The Kansas Department of Corrections is interested in the neurofeedback therapeutic approach for convicted felons with substance abuse problems, and has contracted with the group to test this procedure in a research paradigm. Parole violators who have been reincarcerated because of drug- and alcohol-related problems are receiving neurotherapy, and are being compared on relapse and recidivism with others in conventional substance abuse treatment programs. It is anticipated that this may become a statewide program.

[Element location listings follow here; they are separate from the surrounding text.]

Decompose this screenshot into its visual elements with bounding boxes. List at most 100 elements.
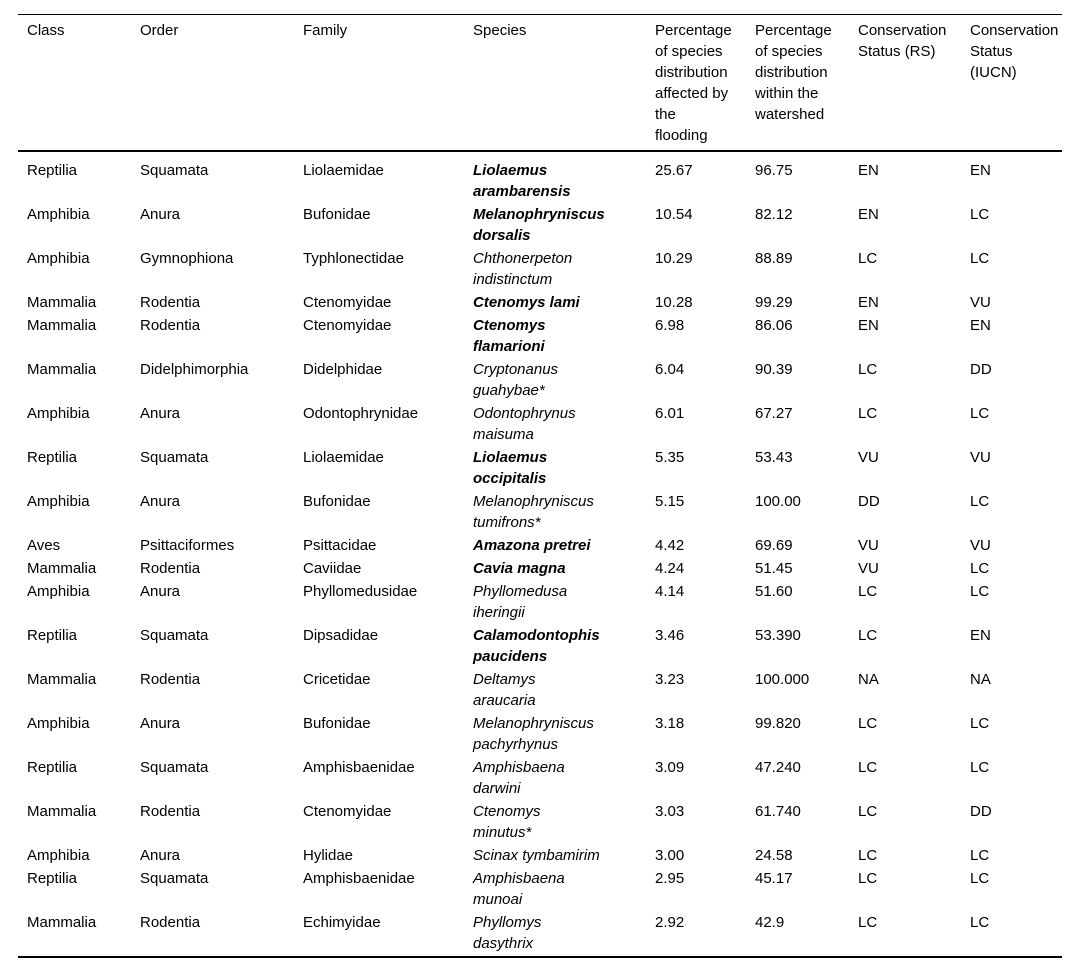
cell-status-rs: EN — [858, 206, 879, 223]
table-row: Amphibia Gymnophiona Typhlonectidae Chth… — [18, 247, 1062, 291]
cell-order: Anura — [140, 583, 181, 600]
cell-species: Amphisbaena darwini — [473, 759, 565, 797]
cell-pct-watershed: 61.740 — [755, 803, 801, 820]
cell-pct-watershed: 53.43 — [755, 449, 793, 466]
cell-species: Phyllomedusa iheringii — [473, 583, 568, 621]
cell-status-iucn: EN — [970, 627, 991, 644]
cell-family: Bufonidae — [303, 493, 371, 510]
cell-status-iucn: VU — [970, 537, 991, 554]
cell-pct-watershed: 82.12 — [755, 206, 793, 223]
cell-class: Mammalia — [27, 671, 97, 688]
cell-pct-flood: 3.18 — [655, 715, 685, 732]
cell-class: Mammalia — [27, 914, 97, 931]
cell-order: Rodentia — [140, 317, 201, 334]
cell-class: Amphibia — [27, 250, 90, 267]
cell-family: Hylidae — [303, 847, 354, 864]
cell-species: Amazona pretrei — [473, 537, 591, 554]
cell-pct-flood: 25.67 — [655, 162, 693, 179]
cell-pct-flood: 3.03 — [655, 803, 685, 820]
cell-pct-watershed: 100.00 — [755, 493, 801, 510]
cell-status-rs: LC — [858, 405, 878, 422]
cell-status-iucn: LC — [970, 206, 990, 223]
cell-status-rs: LC — [858, 803, 878, 820]
cell-family: Ctenomyidae — [303, 294, 392, 311]
cell-class: Amphibia — [27, 583, 90, 600]
cell-species: Liolaemus occipitalis — [473, 449, 548, 487]
cell-family: Bufonidae — [303, 715, 371, 732]
cell-pct-watershed: 100.000 — [755, 671, 810, 688]
cell-class: Amphibia — [27, 493, 90, 510]
cell-family: Liolaemidae — [303, 449, 384, 466]
cell-status-rs: VU — [858, 537, 879, 554]
column-header-pct-flood: Percentage of species distribution affec… — [655, 14, 755, 152]
cell-class: Aves — [27, 537, 61, 554]
cell-family: Psittacidae — [303, 537, 377, 554]
column-header-status-rs: Conservation Status (RS) — [858, 14, 970, 152]
table-row: Mammalia Rodentia Ctenomyidae Ctenomys f… — [18, 314, 1062, 358]
cell-pct-watershed: 51.60 — [755, 583, 793, 600]
column-header-class: Class — [18, 14, 140, 152]
cell-pct-watershed: 45.17 — [755, 870, 793, 887]
cell-pct-flood: 2.95 — [655, 870, 685, 887]
cell-species: Deltamys araucaria — [473, 671, 536, 709]
cell-species: Melanophryniscus tumifrons* — [473, 493, 594, 531]
species-distribution-table: Class Order Family Species Percentage of… — [18, 14, 1062, 958]
cell-status-iucn: LC — [970, 250, 990, 267]
cell-species: Melanophryniscus pachyrhynus — [473, 715, 594, 753]
cell-class: Reptilia — [27, 870, 78, 887]
cell-pct-flood: 10.28 — [655, 294, 693, 311]
cell-family: Amphisbaenidae — [303, 759, 415, 776]
header-row: Class Order Family Species Percentage of… — [18, 14, 1062, 152]
table-row: Reptilia Squamata Dipsadidae Calamodonto… — [18, 624, 1062, 668]
cell-class: Amphibia — [27, 405, 90, 422]
cell-status-rs: LC — [858, 715, 878, 732]
cell-class: Mammalia — [27, 317, 97, 334]
cell-status-rs: EN — [858, 294, 879, 311]
cell-pct-watershed: 90.39 — [755, 361, 793, 378]
table-row: Amphibia Anura Hylidae Scinax tymbamirim… — [18, 844, 1062, 867]
table-row: Amphibia Anura Bufonidae Melanophryniscu… — [18, 490, 1062, 534]
column-header-status-iucn: Conservation Status (IUCN) — [970, 14, 1062, 152]
cell-pct-watershed: 51.45 — [755, 560, 793, 577]
cell-pct-flood: 10.29 — [655, 250, 693, 267]
cell-order: Rodentia — [140, 560, 201, 577]
cell-class: Amphibia — [27, 847, 90, 864]
cell-order: Rodentia — [140, 671, 201, 688]
cell-status-rs: LC — [858, 583, 878, 600]
cell-pct-flood: 4.24 — [655, 560, 685, 577]
cell-pct-flood: 6.04 — [655, 361, 685, 378]
cell-status-rs: LC — [858, 847, 878, 864]
cell-species: Ctenomys lami — [473, 294, 580, 311]
cell-family: Caviidae — [303, 560, 362, 577]
table-header: Class Order Family Species Percentage of… — [18, 14, 1062, 152]
table-row: Mammalia Didelphimorphia Didelphidae Cry… — [18, 358, 1062, 402]
table-row: Mammalia Rodentia Cricetidae Deltamys ar… — [18, 668, 1062, 712]
cell-family: Liolaemidae — [303, 162, 384, 179]
cell-status-rs: NA — [858, 671, 879, 688]
cell-class: Mammalia — [27, 803, 97, 820]
cell-species: Ctenomys minutus* — [473, 803, 541, 841]
cell-species: Odontophrynus maisuma — [473, 405, 576, 443]
cell-status-iucn: LC — [970, 870, 990, 887]
cell-status-rs: EN — [858, 162, 879, 179]
cell-status-iucn: DD — [970, 803, 992, 820]
cell-order: Anura — [140, 715, 181, 732]
cell-species: Calamodontophis paucidens — [473, 627, 600, 665]
cell-status-rs: VU — [858, 560, 879, 577]
table-row: Reptilia Squamata Liolaemidae Liolaemus … — [18, 151, 1062, 203]
cell-class: Amphibia — [27, 715, 90, 732]
cell-family: Amphisbaenidae — [303, 870, 415, 887]
cell-order: Anura — [140, 493, 181, 510]
cell-pct-flood: 3.00 — [655, 847, 685, 864]
cell-pct-watershed: 47.240 — [755, 759, 801, 776]
cell-pct-watershed: 69.69 — [755, 537, 793, 554]
cell-status-iucn: NA — [970, 671, 991, 688]
cell-pct-watershed: 99.29 — [755, 294, 793, 311]
cell-pct-flood: 4.42 — [655, 537, 685, 554]
cell-family: Ctenomyidae — [303, 803, 392, 820]
column-header-order: Order — [140, 14, 303, 152]
cell-status-iucn: LC — [970, 715, 990, 732]
cell-pct-watershed: 96.75 — [755, 162, 793, 179]
cell-status-iucn: EN — [970, 162, 991, 179]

Drs. Fahrion, Norris and Green were awarded one of thirty grants given by the recently established Office of Alternative Medicine of NIH to examine the impact of "energy medicine" techniques in healing. The research, conducted at The Menninger Clinic, is studying the effect of energetic healing on basal cell carcinoma, a slow-growing skin cancer that rarely metastasizes and whose degree of progression can be observed directly. This was the first known scientific efficacy study on this topic.

"As we move into the future," Dr. Norris said, "all of us with skills in alternative or complementary medicine are being called upon to be of service in our local communities. More will be asked of us than ever before. We must prepare now to meet the challenge of helping people everywhere to move toward wellness, to become empowered as initiators and participants in their own healing process. Community based treatment, education and research that facilitates health rather than just treating illness is an urgent necessity."